We investigated the distribution and abundance of benthic invertebrates using two techniques.  For commercially important crabs, baited commercial crab traps were deployed at each soft bottom, reef, shell mound, and platform location (excluding platform Gina).  Traps were lowered to the bottom at each sampling location and retrieved after a 24-hour soak time.  Captured crabs were counted, sexed, and carapace length (for majid crabs) or carapace width (for cancrid crabs) was measured.  Sampling was repeated once a month for 4 months beginning in September.  Our second technique used band transects to estimate the abundance of invertebrate taxa other than crabs on the two shallow shell mounds (Hazel and Hilda), on soft bottom adjacent to Hazel, Hilda, and Gina, and on the shell mound at platform Gina.

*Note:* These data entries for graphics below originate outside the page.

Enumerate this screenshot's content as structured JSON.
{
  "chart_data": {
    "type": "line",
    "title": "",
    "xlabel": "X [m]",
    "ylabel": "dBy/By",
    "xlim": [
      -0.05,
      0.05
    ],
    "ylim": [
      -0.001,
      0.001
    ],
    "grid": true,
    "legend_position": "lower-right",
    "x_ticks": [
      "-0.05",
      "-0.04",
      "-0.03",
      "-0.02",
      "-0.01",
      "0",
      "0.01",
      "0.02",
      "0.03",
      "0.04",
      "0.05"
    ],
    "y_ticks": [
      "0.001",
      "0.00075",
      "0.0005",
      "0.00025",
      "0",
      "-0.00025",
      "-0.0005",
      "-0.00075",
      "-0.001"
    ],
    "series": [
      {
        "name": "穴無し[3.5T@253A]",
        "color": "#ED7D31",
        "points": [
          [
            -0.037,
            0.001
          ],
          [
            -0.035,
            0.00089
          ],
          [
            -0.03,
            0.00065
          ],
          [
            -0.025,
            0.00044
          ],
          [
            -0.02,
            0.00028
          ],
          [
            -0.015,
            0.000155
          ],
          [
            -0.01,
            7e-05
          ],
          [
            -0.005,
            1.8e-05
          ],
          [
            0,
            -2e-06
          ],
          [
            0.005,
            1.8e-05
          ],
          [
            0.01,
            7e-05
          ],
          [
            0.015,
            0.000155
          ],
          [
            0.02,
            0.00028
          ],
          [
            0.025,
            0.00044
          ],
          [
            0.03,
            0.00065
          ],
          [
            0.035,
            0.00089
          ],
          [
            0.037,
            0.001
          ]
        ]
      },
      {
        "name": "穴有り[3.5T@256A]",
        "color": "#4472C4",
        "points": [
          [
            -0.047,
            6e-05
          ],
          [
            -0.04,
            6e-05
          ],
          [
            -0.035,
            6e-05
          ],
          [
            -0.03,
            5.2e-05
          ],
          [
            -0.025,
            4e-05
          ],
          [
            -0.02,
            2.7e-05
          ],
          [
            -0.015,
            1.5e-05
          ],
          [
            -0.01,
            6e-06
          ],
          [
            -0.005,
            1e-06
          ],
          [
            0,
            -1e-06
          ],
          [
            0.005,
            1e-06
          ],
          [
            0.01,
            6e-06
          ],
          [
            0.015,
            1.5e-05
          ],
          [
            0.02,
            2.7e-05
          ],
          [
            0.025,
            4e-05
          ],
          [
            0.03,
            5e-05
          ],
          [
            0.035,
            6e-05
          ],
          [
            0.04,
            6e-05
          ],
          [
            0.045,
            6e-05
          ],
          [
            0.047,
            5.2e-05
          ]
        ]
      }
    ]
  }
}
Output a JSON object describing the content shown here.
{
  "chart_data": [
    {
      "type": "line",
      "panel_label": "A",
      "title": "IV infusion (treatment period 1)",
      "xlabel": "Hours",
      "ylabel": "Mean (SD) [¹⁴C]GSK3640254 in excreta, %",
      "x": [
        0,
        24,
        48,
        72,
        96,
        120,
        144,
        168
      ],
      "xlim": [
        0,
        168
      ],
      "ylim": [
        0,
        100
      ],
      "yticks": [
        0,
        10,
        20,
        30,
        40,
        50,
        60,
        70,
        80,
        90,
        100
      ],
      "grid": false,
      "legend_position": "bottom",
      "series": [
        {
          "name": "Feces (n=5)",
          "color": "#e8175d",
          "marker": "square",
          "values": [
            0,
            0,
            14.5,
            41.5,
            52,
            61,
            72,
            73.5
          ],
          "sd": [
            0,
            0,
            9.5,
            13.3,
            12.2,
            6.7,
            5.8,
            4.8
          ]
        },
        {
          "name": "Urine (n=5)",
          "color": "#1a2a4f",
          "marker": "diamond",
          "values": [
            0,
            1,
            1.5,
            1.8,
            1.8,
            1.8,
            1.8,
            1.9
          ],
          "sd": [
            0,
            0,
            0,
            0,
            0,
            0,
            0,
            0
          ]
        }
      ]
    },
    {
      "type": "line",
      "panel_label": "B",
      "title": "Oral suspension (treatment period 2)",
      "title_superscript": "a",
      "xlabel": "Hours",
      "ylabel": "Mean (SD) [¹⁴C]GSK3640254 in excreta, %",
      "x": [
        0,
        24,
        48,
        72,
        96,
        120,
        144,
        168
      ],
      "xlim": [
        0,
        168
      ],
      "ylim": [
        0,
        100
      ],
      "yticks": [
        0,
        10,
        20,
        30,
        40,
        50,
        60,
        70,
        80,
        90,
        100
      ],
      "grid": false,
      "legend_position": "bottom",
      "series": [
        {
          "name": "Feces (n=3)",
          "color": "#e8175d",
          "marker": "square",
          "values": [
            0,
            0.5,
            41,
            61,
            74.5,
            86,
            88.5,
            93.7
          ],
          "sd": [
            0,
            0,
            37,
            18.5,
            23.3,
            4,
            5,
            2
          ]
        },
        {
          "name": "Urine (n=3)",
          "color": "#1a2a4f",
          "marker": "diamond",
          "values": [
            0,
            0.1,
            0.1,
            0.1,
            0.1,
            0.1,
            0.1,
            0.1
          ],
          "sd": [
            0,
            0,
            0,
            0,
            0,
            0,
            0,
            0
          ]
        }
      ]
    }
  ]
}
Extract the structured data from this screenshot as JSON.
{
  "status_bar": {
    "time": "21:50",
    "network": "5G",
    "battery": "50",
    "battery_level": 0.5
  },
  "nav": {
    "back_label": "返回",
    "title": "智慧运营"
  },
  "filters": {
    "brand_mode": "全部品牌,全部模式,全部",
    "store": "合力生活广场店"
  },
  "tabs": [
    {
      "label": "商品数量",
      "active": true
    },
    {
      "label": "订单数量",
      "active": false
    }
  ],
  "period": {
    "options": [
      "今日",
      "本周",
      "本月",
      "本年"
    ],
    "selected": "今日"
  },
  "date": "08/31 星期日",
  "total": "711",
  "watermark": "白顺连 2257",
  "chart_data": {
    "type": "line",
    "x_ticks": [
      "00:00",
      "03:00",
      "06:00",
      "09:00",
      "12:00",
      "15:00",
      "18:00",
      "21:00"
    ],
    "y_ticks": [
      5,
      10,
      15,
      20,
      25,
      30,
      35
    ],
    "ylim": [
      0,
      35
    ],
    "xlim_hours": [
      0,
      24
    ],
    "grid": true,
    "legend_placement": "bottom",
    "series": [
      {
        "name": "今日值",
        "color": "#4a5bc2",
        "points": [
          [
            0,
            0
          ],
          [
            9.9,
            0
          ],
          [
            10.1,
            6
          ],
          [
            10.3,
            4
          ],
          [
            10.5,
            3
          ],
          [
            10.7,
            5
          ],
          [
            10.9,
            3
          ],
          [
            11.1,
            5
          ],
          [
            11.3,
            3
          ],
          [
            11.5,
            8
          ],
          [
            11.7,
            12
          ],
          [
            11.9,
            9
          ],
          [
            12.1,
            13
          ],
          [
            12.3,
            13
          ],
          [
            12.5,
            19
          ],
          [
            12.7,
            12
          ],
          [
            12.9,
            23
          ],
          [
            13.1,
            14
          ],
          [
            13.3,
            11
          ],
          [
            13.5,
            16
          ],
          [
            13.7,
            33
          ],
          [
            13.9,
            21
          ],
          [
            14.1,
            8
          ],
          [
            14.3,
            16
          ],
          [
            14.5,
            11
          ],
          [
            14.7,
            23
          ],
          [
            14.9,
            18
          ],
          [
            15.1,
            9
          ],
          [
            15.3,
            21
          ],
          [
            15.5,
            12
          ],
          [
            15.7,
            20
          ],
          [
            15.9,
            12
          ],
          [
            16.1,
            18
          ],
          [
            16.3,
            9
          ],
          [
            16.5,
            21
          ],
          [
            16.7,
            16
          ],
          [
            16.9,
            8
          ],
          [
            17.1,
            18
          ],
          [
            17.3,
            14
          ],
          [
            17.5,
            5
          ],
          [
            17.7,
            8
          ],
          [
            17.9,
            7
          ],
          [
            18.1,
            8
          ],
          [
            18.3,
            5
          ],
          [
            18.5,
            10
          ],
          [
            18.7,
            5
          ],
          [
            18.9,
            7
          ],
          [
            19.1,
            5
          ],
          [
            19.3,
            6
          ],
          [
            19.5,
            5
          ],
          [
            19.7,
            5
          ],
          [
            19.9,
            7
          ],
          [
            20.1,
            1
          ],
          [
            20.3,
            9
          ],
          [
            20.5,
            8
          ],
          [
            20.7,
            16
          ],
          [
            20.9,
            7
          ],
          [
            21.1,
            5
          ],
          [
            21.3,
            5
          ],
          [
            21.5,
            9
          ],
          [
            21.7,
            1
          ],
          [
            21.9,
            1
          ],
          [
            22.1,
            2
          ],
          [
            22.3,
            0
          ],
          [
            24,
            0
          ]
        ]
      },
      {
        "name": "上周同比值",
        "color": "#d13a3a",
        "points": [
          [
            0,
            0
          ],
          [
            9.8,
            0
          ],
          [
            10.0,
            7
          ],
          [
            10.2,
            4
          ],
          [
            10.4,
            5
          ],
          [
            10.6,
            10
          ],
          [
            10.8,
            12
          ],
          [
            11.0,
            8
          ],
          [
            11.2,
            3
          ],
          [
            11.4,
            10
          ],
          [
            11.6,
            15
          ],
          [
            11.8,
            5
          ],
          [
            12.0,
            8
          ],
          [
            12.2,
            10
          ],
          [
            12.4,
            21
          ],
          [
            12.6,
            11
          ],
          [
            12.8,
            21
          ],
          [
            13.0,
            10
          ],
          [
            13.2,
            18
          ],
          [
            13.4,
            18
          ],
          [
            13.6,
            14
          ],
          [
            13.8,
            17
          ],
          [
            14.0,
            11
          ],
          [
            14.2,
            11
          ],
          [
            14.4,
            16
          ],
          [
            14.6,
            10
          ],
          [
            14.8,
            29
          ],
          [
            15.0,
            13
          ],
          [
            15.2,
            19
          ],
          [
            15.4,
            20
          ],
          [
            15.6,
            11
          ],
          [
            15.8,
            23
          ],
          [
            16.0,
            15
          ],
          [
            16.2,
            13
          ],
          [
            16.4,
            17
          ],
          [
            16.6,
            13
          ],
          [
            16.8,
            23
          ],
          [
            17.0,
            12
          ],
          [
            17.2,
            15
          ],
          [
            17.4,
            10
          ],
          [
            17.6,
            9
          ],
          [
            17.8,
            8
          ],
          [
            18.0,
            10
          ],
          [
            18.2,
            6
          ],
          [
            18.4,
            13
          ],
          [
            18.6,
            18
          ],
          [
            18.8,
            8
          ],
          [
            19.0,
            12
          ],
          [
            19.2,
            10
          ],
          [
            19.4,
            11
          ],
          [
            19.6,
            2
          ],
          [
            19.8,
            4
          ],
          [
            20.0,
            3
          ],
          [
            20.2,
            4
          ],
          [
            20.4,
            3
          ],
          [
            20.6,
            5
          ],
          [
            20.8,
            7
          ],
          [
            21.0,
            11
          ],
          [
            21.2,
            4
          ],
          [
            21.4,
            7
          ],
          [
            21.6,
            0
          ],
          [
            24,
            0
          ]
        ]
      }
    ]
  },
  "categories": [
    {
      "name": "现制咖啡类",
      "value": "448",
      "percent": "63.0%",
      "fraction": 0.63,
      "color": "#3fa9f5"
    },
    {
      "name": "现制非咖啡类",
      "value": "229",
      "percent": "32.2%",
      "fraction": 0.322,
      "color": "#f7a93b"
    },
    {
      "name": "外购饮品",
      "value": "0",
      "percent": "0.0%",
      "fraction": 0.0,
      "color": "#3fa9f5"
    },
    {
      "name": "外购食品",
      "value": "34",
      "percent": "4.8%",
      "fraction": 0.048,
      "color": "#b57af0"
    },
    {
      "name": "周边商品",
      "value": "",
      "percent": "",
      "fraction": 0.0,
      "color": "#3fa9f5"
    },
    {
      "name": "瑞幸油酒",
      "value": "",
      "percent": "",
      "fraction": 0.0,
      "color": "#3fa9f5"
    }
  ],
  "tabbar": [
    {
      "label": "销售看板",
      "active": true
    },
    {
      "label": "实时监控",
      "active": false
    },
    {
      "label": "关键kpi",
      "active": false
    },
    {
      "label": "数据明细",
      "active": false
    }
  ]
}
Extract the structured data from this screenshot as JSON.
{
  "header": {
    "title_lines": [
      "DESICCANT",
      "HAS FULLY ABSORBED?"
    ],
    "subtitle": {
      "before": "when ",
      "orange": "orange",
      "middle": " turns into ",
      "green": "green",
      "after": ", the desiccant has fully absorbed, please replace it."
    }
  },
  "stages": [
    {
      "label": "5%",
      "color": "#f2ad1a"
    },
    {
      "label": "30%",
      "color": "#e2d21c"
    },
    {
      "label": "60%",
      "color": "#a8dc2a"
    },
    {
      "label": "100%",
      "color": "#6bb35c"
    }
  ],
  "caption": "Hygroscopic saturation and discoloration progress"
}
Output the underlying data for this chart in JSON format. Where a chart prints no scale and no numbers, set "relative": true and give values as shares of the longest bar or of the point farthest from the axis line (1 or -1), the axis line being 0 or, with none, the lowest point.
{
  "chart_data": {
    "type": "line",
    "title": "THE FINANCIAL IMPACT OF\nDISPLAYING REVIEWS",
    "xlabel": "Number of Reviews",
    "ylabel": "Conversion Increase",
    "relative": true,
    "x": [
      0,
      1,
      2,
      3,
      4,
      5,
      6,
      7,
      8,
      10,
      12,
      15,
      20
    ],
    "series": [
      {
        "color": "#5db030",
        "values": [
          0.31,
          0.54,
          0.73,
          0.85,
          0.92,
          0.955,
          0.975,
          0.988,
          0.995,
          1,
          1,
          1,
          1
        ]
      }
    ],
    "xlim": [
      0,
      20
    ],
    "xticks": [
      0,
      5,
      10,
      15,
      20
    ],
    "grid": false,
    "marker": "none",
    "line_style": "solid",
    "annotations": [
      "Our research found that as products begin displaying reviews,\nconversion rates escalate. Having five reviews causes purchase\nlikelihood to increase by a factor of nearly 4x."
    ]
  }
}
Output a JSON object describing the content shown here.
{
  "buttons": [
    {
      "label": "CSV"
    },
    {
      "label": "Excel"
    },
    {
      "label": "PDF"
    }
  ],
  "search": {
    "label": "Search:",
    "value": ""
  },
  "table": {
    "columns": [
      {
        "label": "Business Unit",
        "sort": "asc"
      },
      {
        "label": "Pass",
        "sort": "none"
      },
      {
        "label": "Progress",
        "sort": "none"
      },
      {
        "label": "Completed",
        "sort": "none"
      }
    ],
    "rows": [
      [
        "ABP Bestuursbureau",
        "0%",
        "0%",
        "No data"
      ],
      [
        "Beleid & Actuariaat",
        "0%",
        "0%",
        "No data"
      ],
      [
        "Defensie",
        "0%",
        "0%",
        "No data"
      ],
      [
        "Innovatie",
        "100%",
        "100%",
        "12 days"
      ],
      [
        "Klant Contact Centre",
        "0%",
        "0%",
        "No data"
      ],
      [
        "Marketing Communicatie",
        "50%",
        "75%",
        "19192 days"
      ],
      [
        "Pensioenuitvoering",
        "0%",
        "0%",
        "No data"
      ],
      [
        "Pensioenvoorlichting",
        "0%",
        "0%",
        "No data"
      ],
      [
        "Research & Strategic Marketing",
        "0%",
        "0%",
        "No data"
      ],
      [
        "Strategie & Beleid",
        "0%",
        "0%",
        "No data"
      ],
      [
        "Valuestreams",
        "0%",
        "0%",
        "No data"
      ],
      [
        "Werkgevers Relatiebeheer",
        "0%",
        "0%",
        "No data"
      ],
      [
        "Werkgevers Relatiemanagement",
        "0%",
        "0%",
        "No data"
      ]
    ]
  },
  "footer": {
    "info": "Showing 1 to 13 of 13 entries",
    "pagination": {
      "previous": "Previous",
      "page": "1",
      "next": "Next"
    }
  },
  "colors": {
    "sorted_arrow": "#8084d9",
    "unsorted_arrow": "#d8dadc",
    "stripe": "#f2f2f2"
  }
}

Divers attached transect lines to a central point (the buoy chain at the shallow shell mounds, the research vessel’s anchor line on the soft bottom sites and a conductor pipe on platform Gina), and extend the lines out in a radial fashion; the result was a “wheel spoke” sampling regime.  The divers then swam the length of the transects and collected selected benthic macroinvertebrate taxa in a one meter swath.  In order to correct for potential over sampling of the area closest to the central point inherent in this sampling design, the transects were divided into 4 segments.  For analysis, data was weighted with regard to distance from the central point, e.g. the segments closest to the central point were weighted less than those farther away.